Actuellement deuxième du Top 14, le Montpellier Hérault Rugby n’est pas encore certain de terminer à cette place à l’issue de la saison. Mais il en a fait son objectif de la semaine, à l’aube de la dernière journée du championnat et d’un déplacement à Lyon.
Un succès fondateur contre Pau
L’intensité, le contexte et l’enjeu de ce Montpellier-Pau, remporté tout en puissance par le MHR (26-18), ont marqué les esprits. Encore plus que le titre glané en Challenge, la semaine dernière. « C’est, au moins, aussi fondateur. Mais comme la victoire à Bordeaux-Bègles, à Castres ou à Clermont avaient été fondatrices », notait Léo Coly, le demi de mêlée héraultais reconverti ouvreur l’espace d’une soirée.
« J’avais vraiment peur de ce match. Enchaîner comme on le fait, c’est énorme. On a encore montré des valeurs exceptionnelles », appréciait, de son côté, le manager héraultais, Joan Caudullo. Même si tout n’a pas été parfait dans le contenu, les deux équipes ont pris des notes après ce qu’il s’est passé durant 80 minutes. « C’était un combat digne d’un match de phases finales. Même si je n’en ai jamais joué, j’imagine que les matches de juin seront de cette intensité. C’est excellent pour se préparer », reconnaissait Sébastien Piqueronies, patron de la Section Paloise.

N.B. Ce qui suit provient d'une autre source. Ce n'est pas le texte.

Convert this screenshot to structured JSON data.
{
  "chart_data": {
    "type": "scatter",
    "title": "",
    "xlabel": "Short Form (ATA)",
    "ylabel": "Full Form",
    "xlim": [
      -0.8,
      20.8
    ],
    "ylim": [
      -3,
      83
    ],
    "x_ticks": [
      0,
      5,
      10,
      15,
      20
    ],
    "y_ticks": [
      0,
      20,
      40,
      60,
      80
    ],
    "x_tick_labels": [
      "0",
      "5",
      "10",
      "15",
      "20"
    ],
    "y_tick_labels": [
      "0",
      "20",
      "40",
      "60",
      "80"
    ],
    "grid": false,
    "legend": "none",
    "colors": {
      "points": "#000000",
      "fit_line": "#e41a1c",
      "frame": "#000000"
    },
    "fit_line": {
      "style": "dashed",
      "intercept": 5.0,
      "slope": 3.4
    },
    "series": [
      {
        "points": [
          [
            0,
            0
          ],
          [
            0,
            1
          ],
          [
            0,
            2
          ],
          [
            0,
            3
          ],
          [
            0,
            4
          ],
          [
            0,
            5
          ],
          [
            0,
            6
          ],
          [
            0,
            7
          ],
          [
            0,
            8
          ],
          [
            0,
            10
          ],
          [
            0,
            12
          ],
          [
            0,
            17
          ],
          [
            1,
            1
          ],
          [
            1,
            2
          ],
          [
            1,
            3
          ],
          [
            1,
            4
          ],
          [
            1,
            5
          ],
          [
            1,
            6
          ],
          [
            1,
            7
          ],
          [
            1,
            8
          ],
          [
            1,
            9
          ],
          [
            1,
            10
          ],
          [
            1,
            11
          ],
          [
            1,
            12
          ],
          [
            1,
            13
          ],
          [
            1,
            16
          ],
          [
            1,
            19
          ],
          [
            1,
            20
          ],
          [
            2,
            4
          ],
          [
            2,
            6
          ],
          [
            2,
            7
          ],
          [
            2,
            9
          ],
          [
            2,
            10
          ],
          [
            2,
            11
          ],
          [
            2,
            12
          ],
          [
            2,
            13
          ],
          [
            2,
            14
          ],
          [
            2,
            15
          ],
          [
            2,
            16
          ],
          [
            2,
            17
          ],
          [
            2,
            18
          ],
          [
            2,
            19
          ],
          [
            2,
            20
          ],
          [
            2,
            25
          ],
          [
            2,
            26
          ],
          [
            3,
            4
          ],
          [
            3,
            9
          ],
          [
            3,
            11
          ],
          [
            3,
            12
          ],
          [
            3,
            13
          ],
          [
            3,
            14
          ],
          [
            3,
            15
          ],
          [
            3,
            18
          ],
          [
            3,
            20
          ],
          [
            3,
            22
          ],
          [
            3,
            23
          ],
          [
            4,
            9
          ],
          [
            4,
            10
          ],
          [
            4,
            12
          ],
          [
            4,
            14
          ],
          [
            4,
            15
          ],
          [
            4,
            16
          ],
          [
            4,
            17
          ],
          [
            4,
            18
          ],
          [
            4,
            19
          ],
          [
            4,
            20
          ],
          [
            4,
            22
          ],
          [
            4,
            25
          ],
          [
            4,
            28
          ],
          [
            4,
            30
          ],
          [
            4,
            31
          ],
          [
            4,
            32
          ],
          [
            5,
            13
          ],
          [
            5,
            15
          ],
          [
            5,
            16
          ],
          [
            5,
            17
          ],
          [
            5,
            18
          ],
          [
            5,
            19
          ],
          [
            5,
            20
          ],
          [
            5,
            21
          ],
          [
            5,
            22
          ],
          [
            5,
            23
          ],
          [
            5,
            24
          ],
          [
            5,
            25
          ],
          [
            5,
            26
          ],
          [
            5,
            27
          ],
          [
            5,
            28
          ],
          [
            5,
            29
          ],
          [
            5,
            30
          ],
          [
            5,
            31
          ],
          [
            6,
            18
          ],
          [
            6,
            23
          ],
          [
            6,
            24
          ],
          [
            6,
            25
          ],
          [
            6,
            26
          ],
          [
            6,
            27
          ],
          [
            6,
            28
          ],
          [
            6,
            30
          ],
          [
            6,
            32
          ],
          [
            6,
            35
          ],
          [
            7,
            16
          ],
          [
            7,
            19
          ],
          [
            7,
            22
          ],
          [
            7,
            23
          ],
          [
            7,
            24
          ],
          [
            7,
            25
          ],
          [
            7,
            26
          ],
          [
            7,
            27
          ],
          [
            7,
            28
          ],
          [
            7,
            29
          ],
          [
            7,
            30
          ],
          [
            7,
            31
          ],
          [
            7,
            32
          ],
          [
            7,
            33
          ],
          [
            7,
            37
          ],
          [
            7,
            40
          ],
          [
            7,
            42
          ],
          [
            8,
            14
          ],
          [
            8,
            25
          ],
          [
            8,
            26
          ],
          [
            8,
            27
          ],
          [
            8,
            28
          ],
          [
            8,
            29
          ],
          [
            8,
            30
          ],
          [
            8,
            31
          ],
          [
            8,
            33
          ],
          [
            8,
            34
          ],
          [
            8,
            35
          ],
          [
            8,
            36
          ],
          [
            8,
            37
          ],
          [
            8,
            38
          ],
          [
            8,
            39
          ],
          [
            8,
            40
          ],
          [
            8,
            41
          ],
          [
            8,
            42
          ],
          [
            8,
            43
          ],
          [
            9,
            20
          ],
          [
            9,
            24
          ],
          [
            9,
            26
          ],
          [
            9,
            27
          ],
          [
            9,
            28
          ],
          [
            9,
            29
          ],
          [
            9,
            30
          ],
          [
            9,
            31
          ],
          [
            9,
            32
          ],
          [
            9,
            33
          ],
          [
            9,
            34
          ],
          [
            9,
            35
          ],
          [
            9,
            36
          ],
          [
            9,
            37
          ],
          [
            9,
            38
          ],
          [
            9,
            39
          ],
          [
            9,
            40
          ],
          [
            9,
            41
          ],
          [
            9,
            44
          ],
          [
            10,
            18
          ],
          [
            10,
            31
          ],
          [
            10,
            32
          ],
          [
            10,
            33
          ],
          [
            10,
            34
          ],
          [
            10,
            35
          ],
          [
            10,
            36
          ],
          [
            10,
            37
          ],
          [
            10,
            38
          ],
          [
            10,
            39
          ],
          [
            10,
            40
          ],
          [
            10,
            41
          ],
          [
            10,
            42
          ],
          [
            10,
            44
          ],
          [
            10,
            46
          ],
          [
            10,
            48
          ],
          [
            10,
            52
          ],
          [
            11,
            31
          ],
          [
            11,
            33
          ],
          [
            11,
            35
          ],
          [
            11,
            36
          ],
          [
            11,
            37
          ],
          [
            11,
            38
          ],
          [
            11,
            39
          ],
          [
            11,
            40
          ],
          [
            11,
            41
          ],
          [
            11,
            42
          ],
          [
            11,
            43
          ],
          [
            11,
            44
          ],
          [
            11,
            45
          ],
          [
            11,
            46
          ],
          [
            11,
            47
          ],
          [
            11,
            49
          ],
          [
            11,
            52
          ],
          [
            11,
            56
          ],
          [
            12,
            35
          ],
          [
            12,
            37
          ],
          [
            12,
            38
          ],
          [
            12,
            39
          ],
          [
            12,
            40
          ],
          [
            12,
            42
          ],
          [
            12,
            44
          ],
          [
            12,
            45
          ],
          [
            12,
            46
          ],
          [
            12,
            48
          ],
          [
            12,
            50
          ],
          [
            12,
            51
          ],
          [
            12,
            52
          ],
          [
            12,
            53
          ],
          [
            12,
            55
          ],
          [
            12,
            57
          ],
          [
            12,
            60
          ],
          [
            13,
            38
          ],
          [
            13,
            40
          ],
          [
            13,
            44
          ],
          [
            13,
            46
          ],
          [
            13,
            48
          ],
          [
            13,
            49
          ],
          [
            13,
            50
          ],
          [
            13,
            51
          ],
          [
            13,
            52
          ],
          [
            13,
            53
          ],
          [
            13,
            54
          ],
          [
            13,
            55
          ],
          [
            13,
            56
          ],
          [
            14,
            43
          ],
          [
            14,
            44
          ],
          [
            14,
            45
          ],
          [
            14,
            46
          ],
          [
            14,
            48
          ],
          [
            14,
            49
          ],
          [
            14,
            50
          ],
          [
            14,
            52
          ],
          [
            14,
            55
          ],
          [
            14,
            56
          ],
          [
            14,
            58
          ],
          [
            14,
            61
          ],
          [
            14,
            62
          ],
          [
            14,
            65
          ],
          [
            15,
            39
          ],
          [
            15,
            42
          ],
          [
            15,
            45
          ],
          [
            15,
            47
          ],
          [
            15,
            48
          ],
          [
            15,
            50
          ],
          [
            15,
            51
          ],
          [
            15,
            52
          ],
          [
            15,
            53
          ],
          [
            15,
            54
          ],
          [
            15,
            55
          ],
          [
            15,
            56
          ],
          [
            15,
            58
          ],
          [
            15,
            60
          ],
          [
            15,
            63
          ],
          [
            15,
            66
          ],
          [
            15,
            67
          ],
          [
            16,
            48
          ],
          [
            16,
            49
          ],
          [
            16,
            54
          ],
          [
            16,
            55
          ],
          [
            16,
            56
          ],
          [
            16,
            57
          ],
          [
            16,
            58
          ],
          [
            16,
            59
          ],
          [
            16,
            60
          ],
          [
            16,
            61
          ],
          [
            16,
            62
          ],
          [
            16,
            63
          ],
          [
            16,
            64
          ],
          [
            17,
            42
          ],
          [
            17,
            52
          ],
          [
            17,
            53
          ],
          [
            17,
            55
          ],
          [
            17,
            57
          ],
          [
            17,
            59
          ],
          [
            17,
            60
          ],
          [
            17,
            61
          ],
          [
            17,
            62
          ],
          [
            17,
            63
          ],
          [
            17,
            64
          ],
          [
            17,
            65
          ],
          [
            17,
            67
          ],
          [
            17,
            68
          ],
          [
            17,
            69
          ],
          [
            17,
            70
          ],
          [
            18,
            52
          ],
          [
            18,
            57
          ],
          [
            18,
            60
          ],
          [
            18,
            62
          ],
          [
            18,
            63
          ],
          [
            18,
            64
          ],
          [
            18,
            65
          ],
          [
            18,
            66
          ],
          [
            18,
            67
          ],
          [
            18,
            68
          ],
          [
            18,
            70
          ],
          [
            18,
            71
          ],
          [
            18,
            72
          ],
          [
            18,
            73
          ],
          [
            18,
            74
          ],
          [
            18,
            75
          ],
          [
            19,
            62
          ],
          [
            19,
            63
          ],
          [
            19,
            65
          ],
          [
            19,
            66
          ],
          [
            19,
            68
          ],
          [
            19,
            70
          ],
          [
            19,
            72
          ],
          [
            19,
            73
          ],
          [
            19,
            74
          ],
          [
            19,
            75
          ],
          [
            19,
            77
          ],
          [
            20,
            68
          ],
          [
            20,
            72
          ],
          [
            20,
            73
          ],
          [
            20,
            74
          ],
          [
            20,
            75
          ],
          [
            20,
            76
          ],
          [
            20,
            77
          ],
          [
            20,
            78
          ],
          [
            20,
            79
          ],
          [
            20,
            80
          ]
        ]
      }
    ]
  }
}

Un duel à distance avec le Stade Français
D’autant plus que les deux équipes pourraient se retrouver dans le dernier carré, même s’il reste pas mal d’étapes à valider au préalable. Malgré tout, avec ce succès, Montpellier monte provisoirement à la deuxième place du général, synonyme de qualification pour les demi-finales (19-20 juin, à Marseille). Le cadeau pour les 40 ans du club pourrait être plus prestigieux que prévu s’il arrivait à rester dans cette position.
Mais pour commencer à rêver, il faudra attendre la dernière journée, disputée ce week-end. Pour savoir qui finira dauphin du Stade Toulousain, il faudra suivre le duel à distance entre le MHR et le Stade Français. Les deux clubs se déplacent respectivement à Lyon, qui n’a plus rien à jouer, et à La Rochelle, toujours en course pour le top 6. Devant au goal-average particulier en cas d’égalité, Montpellier doit faire au moins aussi bien que les Parisiens. Sinon, ce sera un barrage à domicile en plus qu’il faudra disputer, le week-end du 13 juin.
« Si on fait une performance à Lyon, on sera en demi-finale direct. On est déterminé et on va travailler pour ça », prévenait Caudullo. Le mot d’ordre est clair. Et le Top 14 peut se frotter les mains d’avoir entretenu le suspense jusqu’à l’ultime journée.